Şu da emredildi: Yüzünü dine bir Hanif olarak çevir. Sakın müşriklerden olma.
Yunus Suresi 105
Ben bir Hanif olarak yüzümü gökleri ve yeri yaratana döndürdüm. Müşriklerden değilim ben.
Enam Suresi 79
İbrahim ne bir Yahudi idi, ne de bir Hıristiyan. O sadece hanif bir müslümandı. O müşriklerden değildi.
Ali İmran Suresi 67
Şu da kuşkusuz ki, İbrahim başlıbaşına bir ümmetti; bir Hanif olarak Allah'ın önünde eğiliyordu. Müşriklerden değildi.
Nahl Suresi 123
De ki Allah doğrusunu söylemiştir / vaadinde sadıktır.Haydi artık Hanif olarak İbrahim'in Milleti'ne uyun! Müşriklerden değildi o.
Ali İmran Suresi 95
Allah'a ortak koşmadan, Hanifler olarak... Allah'a ortak koşan kişi, gökten düşmüş de kendisini kuşlar kapışıyor veya rüzgar onu uzak bir yere fırlatıp atıyor gibidir.
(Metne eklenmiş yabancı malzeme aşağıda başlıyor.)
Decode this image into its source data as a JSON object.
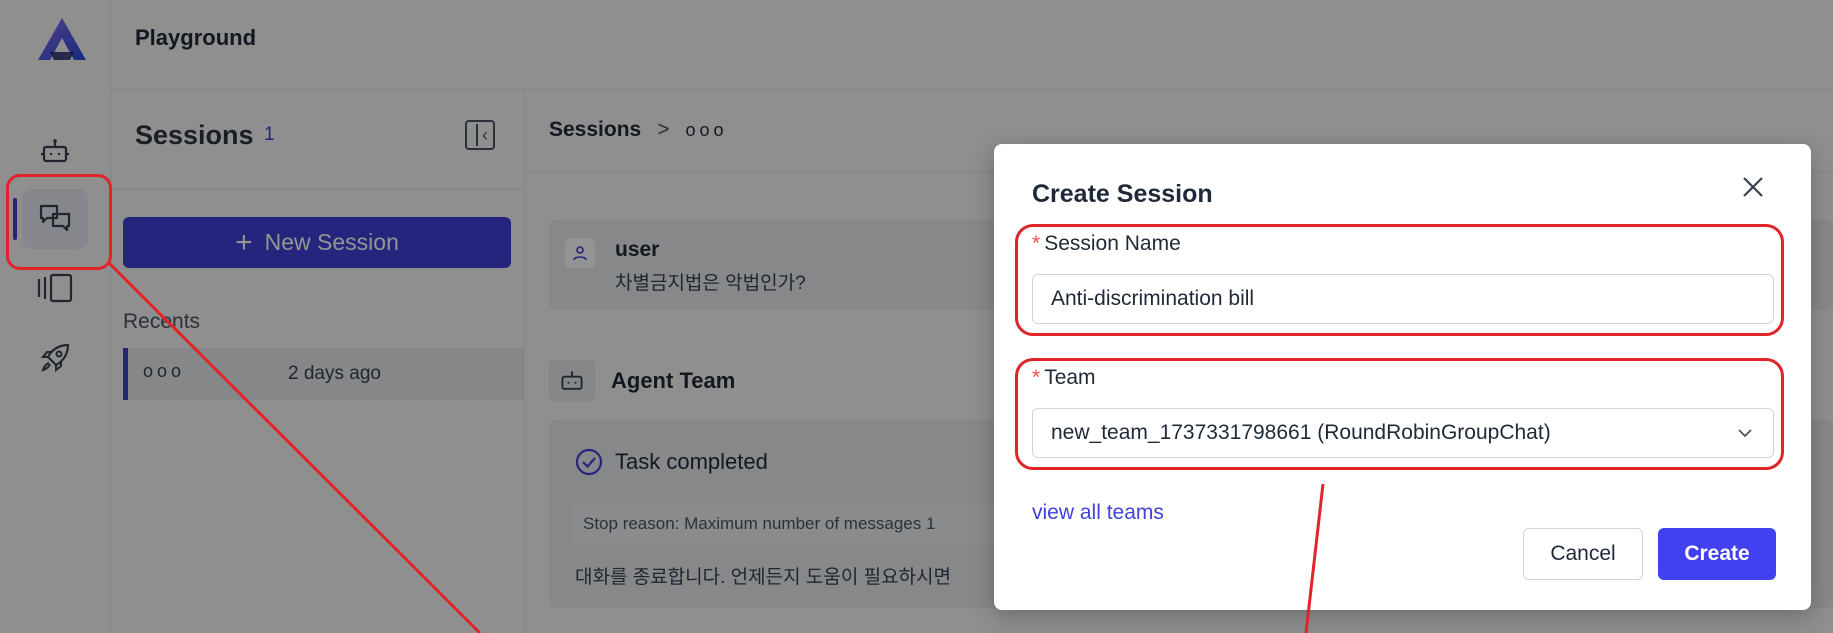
{
  "header": {
    "title": "Playground"
  },
  "sidebar": {
    "title": "Sessions",
    "count": "1",
    "new_session_label": "New Session",
    "recents_label": "Recents",
    "items": [
      {
        "name": "ooo",
        "time": "2 days ago"
      }
    ]
  },
  "main": {
    "breadcrumb_root": "Sessions",
    "breadcrumb_sep": ">",
    "breadcrumb_current": "ooo",
    "user_name": "user",
    "user_message": "차별금지법은 악법인가?",
    "agent_title": "Agent Team",
    "task_status": "Task completed",
    "stop_reason": "Stop reason: Maximum number of messages 1",
    "final_message": "대화를 종료합니다. 언제든지 도움이 필요하시면"
  },
  "modal": {
    "title": "Create Session",
    "session_name_label": "Session Name",
    "session_name_value": "Anti-discrimination bill",
    "team_label": "Team",
    "team_value": "new_team_1737331798661 (RoundRobinGroupChat)",
    "view_all_teams": "view all teams",
    "cancel_label": "Cancel",
    "create_label": "Create"
  },
  "colors": {
    "accent": "#4141d8",
    "annotation": "#e0242a",
    "required": "#ff4d4f"
  },
  "icons": [
    "logo-icon",
    "bot-icon",
    "chat-icon",
    "gallery-icon",
    "rocket-icon",
    "sidebar-collapse-icon",
    "plus-icon",
    "user-icon",
    "check-circle-icon",
    "close-icon",
    "chevron-down-icon"
  ]
}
-Abdulmuttalib, develerini Ebrehe’den geri isterken, Kabe’yi niye dert etmediğini şöyle açıkladı: "Kabe’nin sahibi var; onu O korur. Ben develerin sahibiyim."
Bu bir rivayet. RİVAYET söylenti demek; doğru da olabilir yalan da. Siz bu rivayeti doğru buluyor musunuz?
Kabe, zamanı gelince sellere teslim olmadı mı; zamanı gelince düşman saldırısına uğrayıp yıkılmadı mı? ...onu O korur. Korudu mu?
Tarih boyunca birçok saldırıya uğrayan Kâbe bu kez Emevî hükümdarı Abdülmelik b. Mervan tarafından görevlendirilen ve tarihe "Zâlim" lâkabıyla geçen Haccac tarafından mancınıklarla taşa tutuldu. Mekkelilerin suçu Muâviye ile başlayan kılıç gücüne dayalı "halife"leri tanımayıp sahabeden Abdullah b. Züyebr'in emrinde olmalarıydı. Zâlim Haccac'ın ordusu Kâbe'ye sığınan Abdullah b. Zübeyr'i ve birçok müslümanı şehîd etti. Abdülmelik'in izniyle Kabe'yi yıkıp tekrar inşa etti.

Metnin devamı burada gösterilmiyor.